Il y aurait donc eu une dimension prémonitoire, à traiter de tels enjeux, alors que l'histoire la plus récente, la plus barbare, s'est chargée de donner une signification qu'on ne voyait plus trop, au fait d'être jeune, de sortir le soir, s'attabler en terrasse, aller à un concert, danser en discothèque. Note lue, ou pas, ce contexte soudain grave aura imprégné notre regard, porté sur une pièce qui du premier coup d'œil pourrait sembler simplement aimable.

En apparence, avec ses allures pop, Clan semble se contenter d'aller puiser des mouvements sur un dance floor de soirée dansante entre jeunes festifs, et de les restituer de façon toute décontractée. Mais déjà, d'un point de vue strictement artistique, voilà un défi redoutable en fait, que de parvenir à opérer la transmutation poétique, en situation de spectacle devant un public, de danses dont l'écriture rudimentaire rabat la raison d'être sur le seul fait de les éprouver par soi-même au cœur d'une fête.

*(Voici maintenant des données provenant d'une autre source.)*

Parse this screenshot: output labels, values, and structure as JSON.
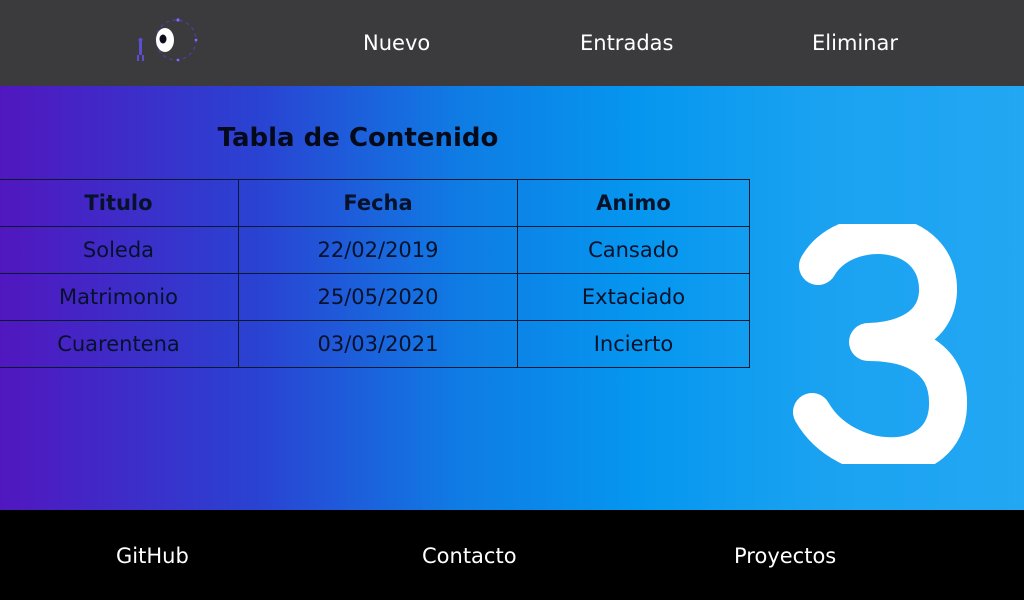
{
  "nav": {
    "items": [
      {
        "label": "Nuevo"
      },
      {
        "label": "Entradas"
      },
      {
        "label": "Eliminar"
      }
    ]
  },
  "main": {
    "table_title": "Tabla de Contenido",
    "table": {
      "headers": [
        "Titulo",
        "Fecha",
        "Animo"
      ],
      "rows": [
        [
          "Soleda",
          "22/02/2019",
          "Cansado"
        ],
        [
          "Matrimonio",
          "25/05/2020",
          "Extaciado"
        ],
        [
          "Cuarentena",
          "03/03/2021",
          "Incierto"
        ]
      ]
    },
    "big_number": "3"
  },
  "footer": {
    "links": [
      {
        "label": "GitHub"
      },
      {
        "label": "Contacto"
      },
      {
        "label": "Proyectos"
      }
    ]
  },
  "colors": {
    "topbar": "#3b3b3d",
    "footer": "#000000",
    "gradient_start": "#5117bf",
    "gradient_end": "#22a7f2",
    "text_light": "#ffffff"
  },
  "icons": {
    "logo": "logo-icon"
  }
}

Herman Diephuis aura déployé son habituelle délicatesse de regard humain, investi dans la rencontre, pour que les six interprètes de Clan opèrent cette métaphorisation. Au départ, on les découvre très lentement, alignés en fond de plateau, plus ou moins déshabillés. S'extrayant de la pénombre, on peine à discerner parmi eux qui est garçon ou fille, qui est plus ou moins dénudé du bas ou du haut, qui se montre de dos et qui de face, qui se trouve assis, debout, ou à moitié couché.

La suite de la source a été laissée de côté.